Sen. Ted Cruz, R-Texas, promised to filibuster it, saying there is 'no universe' in which he would consent to allowing a simple majority vote on extending the debt limit.

The GOP senator added that extending the debt limit would make it "easier for [Senate Majority Leader] Chuck Schumer and the Democrats to add trillions more in debt."

That doesn't make any sense.

There are plenty of members of Congress who are badly confused about the substantive details of governing. As a rule, Cruz isn't one of them. I've long argued that the Texas Republican's principle political problem is not that he's dumb, but rather, that he assumes everyone else is dumb.

His comments on the debt ceiling capture the problem nicely. As Cruz surely knows, raising the debt ceiling allows the United States to pay its bills, not to clear the way for new spending. The process is about paying for the stuff Congress already bought in the past, not giving lawmakers approval to buy new stuff in the future.

The GOP senator, in other words, is preparing to block important legislation — a bill that would prevent the United States from defaulting on its obligations for the first time in our history — based on a rather obvious lie.

If Cruz follows through on his gambit and his effort succeeds, the results would be catastrophic. As The Washington Post's Catherine Rampell explained in her new column:

The government would have trouble paying Social Security checks, military salaries and all the creditors who'd previously lent money to Uncle Sam.
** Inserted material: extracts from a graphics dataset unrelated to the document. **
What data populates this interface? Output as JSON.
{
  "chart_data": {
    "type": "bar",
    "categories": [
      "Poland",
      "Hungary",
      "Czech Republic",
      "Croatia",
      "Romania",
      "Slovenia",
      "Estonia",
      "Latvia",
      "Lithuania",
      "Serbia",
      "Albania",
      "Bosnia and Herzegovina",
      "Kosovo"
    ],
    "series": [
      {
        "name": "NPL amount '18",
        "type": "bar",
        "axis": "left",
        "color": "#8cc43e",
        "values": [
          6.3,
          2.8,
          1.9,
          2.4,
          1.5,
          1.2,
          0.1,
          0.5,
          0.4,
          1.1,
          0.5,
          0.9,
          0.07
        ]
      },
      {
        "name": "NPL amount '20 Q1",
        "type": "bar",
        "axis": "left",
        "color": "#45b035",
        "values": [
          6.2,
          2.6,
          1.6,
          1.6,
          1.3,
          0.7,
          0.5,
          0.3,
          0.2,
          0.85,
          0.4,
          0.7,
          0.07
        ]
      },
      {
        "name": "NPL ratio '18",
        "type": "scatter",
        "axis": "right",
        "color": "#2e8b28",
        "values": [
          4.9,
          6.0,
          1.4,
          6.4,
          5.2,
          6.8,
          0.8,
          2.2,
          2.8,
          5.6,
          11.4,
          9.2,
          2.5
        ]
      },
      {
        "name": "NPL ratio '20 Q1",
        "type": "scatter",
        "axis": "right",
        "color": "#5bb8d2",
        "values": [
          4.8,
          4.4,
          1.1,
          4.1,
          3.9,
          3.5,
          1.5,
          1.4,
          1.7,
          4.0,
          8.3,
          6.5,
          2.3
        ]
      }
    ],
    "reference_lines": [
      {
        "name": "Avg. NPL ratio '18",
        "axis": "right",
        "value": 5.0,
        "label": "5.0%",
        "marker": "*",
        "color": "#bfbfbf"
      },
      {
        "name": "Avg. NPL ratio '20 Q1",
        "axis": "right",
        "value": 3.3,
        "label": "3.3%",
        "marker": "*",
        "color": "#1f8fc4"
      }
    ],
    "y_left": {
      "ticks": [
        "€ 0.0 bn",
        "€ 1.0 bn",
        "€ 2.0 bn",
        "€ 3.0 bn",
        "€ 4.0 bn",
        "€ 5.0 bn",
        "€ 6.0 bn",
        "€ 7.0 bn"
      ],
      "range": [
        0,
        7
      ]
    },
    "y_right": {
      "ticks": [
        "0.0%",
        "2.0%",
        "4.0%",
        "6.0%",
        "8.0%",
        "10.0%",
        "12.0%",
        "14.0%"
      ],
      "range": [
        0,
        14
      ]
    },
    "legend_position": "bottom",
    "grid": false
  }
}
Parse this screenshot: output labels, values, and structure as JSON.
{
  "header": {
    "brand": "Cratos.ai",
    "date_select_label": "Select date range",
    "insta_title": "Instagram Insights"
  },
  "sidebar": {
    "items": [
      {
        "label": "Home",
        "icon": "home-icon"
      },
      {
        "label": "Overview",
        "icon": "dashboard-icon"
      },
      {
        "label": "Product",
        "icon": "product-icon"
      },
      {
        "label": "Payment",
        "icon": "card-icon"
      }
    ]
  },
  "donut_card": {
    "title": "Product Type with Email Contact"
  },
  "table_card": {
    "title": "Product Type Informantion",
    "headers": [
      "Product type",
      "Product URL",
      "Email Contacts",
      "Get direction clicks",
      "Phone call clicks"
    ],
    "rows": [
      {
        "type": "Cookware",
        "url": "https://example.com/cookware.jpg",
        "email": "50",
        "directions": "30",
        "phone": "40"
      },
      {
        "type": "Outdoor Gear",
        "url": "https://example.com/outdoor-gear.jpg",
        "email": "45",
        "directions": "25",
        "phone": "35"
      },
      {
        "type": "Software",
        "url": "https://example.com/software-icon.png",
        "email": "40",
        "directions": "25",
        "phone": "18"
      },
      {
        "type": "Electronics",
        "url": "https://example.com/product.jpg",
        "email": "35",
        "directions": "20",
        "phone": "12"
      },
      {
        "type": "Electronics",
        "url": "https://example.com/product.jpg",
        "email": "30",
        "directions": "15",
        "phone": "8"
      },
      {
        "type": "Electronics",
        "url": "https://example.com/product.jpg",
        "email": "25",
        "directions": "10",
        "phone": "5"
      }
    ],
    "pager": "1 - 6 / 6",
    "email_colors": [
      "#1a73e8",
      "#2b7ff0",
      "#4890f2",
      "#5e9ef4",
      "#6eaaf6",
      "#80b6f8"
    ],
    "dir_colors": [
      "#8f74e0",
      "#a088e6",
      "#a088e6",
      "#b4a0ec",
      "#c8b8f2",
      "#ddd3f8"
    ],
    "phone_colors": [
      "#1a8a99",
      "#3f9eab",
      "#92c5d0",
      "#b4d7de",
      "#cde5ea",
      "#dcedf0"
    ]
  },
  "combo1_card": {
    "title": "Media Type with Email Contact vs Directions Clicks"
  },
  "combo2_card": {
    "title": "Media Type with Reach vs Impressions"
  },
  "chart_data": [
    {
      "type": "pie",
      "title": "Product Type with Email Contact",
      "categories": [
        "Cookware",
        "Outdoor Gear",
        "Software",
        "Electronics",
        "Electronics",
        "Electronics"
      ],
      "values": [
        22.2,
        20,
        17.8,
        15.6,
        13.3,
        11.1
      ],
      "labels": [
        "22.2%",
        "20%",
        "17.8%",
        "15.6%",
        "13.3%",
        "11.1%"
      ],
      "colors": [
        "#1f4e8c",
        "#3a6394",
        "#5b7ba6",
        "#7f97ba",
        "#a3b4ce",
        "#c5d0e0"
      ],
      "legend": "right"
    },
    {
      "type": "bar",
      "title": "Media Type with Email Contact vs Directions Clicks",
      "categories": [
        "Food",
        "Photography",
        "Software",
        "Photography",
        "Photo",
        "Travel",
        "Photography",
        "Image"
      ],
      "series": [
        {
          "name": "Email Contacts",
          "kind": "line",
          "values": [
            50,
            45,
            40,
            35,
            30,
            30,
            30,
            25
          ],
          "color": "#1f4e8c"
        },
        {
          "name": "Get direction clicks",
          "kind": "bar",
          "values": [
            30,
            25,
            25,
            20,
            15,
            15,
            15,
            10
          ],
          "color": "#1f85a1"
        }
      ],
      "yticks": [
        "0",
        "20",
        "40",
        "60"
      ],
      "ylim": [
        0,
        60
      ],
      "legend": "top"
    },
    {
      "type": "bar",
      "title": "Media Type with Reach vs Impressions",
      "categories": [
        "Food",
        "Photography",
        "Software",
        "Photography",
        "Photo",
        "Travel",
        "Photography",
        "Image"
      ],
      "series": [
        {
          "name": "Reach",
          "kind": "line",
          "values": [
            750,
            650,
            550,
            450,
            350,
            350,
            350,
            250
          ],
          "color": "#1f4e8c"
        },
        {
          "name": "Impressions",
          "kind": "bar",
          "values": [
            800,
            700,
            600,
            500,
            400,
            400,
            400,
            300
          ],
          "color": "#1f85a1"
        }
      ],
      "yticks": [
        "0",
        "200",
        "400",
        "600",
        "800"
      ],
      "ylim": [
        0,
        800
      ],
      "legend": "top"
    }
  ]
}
A default would also violate the Constitution, which says 'the validity of the public debt of the United States ... shall not be questioned.' Finally, it would trigger chaos throughout the global financial system. Financial markets currently treat U.S. debt as virtually risk-free, with all other assets benchmarked against it. If we demonstrate that our debt is not really risk-free — that we're instead cavalier about repaying our creditors — panic would tear through other markets as well.

Again, Cruz knows this. So do McConnell and many other congressional Republicans. They've decided to play with matches anyway, even if it's their own country's economy that burns.